Page:LeMay - Reflets d'antan, 1916.djvu/56

La bibliothèque libre.
Cette page n’a pas encore été corrigée


Et le navire vogue. Et sa pesante voile
Au bercement des flots tremble comme l’étoile.
Endormis sur le pont, jeunes et vieux marins
Ont enfin tour à tour oublié leurs chagrins.
Mais Cartier veille. Il prie. Une douce espérance
Ranime son courage et calme sa souffrance.
Il lui semble que l’onde, en ses replis profonds,
Berce de verts rameaux et de flexibles joncs ;
Et qu’il flotte dans l’air un arôme sauvage,
Comme celui qu’exhale un jeune et chaud feuillage ;
Et, sur l’aile des nuits, son cœur reconnaissant
S’élève avec amour vers le Dieu tout-puissant.

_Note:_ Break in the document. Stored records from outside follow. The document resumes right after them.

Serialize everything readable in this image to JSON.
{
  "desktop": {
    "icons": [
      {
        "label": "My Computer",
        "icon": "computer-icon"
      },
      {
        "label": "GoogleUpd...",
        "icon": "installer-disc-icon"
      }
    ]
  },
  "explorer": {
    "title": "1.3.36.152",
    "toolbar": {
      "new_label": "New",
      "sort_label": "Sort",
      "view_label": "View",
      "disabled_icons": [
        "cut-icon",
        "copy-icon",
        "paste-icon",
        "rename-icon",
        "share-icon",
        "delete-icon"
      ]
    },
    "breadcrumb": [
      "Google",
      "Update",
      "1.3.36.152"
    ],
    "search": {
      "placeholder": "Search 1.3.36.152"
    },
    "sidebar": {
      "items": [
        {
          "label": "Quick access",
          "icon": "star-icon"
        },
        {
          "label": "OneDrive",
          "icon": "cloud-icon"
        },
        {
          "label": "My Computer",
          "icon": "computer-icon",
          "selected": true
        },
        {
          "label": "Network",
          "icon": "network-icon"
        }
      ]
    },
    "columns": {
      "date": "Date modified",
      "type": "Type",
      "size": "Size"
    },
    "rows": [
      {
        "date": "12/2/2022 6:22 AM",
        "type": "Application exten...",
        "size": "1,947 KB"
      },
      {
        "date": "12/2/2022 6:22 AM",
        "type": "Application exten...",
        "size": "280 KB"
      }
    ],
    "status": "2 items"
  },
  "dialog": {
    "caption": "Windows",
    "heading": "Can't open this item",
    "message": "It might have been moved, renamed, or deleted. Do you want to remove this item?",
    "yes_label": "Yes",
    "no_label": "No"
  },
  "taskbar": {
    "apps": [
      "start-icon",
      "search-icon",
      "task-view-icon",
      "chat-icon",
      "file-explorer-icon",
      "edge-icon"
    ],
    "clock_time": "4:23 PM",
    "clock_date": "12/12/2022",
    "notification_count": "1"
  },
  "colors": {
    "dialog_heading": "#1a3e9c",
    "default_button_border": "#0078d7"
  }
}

La nuit s’est envolée et le vent souffle encore.
Au fond de l’Orient la matineuse aurore
Lève son front orné d’un éclat chaste et doux.
Le soleil qui la suit comme un fidèle époux,
D’une poussière d’or, de mille traits de flamme
Émaille et fait briller la vagabonde lame.
Poussant d’étranges cris, de sauvages oiseaux
Rasent, dans le lointain, la surface des eaux,
Ou planent dans les airs, au-dessus du navire.
L’espoir grandit encore ; et l’on entend le rire
Des marins réunis sur le gaillard d’avant.